Dave Chamberlain on bass, Matt Skelton on drums and Matt Regan on piano joined Jackson and her sonorous vocals on bouncy opener, ‘I Can’t Give You Anything But Love’, after which she invited song requests from the audience, reminding us that this gig would be “a one-off thing: the music is never going to be played in the same way again.”
Next up came a song Jackson described wittily as a fusion of “jazz and nagging”, entitled, ‘Why Don’t You Do Right’ from her 2013 album, Peggy, Duke & Benny – Georgina Jackson and the Peter Long Quintet. It featured the fluidity of Regan’s discordant phrasing on piano, which lent to this standard a welcome piquancy. Chamberlain’s clean, long-tone pizzicato sound à la Duke Ellington double bassist, Jimmy Blanton, worked well on bossa nova, ‘Change Partners’, the title track off Jackson’s 2012 album, Watch What Happens.
Unfortunately sometimes the drums and tinny upright electric bass were slightly out of sync, and Skelton’s monotone hitting of the cymbals with sticks, too ‘big band’ in style for such an intimate venue. Jackson’s zesty vibrato on trumpet during Bunny Berigan classic, ‘I Can’t Get Started’, however, demonstrated exactly why she is a characterful force to be reckoned with in her fronting of large ensemble groups.
The introduction to ‘Sweet Georgia Brown’ was rhythmically most unusual and interesting, with Jackson singing in tempo rubato accompanied by Skelton’s subtler drumming with mallets, and Eydie Gormé’s ‘I’ll Take Romance’ was performed with more energy, driven along by Chamberlain’s bass pedal point. Mixed in with the standards were some unexpected arrangements, including ‘Pure Imagination’ from the 1971 movie, Willy Wonka and the Chocolate Factory.

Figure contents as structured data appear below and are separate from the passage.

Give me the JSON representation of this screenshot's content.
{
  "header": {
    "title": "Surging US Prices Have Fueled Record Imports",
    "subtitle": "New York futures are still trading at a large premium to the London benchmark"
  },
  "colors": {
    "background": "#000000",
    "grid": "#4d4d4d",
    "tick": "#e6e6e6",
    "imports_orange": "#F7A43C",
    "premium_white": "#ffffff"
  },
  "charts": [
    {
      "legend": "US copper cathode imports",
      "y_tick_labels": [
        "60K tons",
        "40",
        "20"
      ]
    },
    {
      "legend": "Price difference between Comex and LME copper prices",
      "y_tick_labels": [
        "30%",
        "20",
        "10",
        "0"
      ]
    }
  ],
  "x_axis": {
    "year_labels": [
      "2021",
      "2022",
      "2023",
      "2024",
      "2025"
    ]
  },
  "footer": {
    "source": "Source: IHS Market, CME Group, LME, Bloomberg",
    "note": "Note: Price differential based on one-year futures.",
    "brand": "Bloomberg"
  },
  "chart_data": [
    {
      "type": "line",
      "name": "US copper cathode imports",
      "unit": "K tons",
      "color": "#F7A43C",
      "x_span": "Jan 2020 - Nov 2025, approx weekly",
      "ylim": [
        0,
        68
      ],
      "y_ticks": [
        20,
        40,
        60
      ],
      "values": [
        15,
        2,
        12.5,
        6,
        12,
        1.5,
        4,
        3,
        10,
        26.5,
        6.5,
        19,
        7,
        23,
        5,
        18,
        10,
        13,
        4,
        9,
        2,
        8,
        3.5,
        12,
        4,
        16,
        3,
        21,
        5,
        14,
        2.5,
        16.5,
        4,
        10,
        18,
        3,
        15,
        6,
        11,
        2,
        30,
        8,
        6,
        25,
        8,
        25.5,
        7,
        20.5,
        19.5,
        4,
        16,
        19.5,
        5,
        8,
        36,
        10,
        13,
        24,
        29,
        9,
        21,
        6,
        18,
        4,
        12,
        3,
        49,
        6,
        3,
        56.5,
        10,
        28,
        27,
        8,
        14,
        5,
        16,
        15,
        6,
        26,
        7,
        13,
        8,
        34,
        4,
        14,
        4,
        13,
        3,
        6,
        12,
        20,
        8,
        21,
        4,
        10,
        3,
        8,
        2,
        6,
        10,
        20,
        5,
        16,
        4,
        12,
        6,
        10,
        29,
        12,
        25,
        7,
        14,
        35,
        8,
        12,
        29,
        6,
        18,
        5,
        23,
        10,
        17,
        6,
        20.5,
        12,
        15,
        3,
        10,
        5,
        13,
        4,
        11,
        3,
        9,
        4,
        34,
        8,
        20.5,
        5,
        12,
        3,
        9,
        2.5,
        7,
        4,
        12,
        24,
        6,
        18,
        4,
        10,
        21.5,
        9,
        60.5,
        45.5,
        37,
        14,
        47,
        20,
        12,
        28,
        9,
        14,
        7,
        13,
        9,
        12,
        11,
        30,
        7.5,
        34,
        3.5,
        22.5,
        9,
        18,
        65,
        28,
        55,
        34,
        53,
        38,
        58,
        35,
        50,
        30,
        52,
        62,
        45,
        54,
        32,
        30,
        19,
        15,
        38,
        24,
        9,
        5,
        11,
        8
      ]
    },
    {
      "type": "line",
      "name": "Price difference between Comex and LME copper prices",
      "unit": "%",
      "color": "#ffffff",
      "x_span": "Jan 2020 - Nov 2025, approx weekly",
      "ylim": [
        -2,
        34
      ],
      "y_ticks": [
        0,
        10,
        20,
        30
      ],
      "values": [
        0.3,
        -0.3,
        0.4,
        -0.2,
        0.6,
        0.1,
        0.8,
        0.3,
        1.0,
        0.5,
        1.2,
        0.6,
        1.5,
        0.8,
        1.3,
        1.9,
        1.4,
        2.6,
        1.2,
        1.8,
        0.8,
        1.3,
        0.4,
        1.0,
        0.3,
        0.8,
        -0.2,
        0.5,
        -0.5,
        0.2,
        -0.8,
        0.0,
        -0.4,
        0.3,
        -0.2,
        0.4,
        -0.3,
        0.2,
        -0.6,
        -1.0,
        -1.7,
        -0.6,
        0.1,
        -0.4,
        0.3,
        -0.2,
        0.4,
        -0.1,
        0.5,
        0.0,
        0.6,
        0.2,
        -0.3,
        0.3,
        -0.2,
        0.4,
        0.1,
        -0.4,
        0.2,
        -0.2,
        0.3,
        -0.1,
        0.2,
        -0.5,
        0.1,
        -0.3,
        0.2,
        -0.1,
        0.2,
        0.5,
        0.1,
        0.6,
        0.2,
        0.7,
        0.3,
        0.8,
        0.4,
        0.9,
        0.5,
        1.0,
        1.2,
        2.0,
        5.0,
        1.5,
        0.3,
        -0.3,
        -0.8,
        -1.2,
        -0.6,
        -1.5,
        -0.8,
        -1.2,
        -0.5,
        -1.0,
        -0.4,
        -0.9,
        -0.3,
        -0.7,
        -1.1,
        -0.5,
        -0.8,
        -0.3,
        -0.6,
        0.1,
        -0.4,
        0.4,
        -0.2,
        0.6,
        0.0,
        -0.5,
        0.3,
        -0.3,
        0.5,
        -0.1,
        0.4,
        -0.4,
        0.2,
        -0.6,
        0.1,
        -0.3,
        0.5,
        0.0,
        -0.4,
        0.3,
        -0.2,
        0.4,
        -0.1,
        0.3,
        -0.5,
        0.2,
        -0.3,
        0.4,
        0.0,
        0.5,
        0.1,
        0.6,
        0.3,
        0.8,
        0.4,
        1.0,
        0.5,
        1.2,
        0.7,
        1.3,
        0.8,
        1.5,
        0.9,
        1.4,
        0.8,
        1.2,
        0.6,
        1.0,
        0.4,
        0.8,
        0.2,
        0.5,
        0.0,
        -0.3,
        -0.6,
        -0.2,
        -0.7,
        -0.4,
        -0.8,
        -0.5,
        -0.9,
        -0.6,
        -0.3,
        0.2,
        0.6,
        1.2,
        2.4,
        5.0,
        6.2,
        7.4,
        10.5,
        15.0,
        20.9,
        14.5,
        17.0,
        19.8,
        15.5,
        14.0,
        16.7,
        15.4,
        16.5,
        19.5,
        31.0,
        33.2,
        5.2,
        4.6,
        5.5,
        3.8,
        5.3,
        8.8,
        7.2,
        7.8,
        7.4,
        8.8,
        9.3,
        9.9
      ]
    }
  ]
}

Jackson’s heroine, Peggy Lee’s 1957 version of ‘The Folks Who Live On The Hill’ is backed by a rich string section. Likewise, Jackson’s vocals (particularly well-suited to ballad singing) on her takedown of this song for quartet, filled the room as effectively as any orchestra could, and judging by the many CDs she sold at the end, the audience left happy.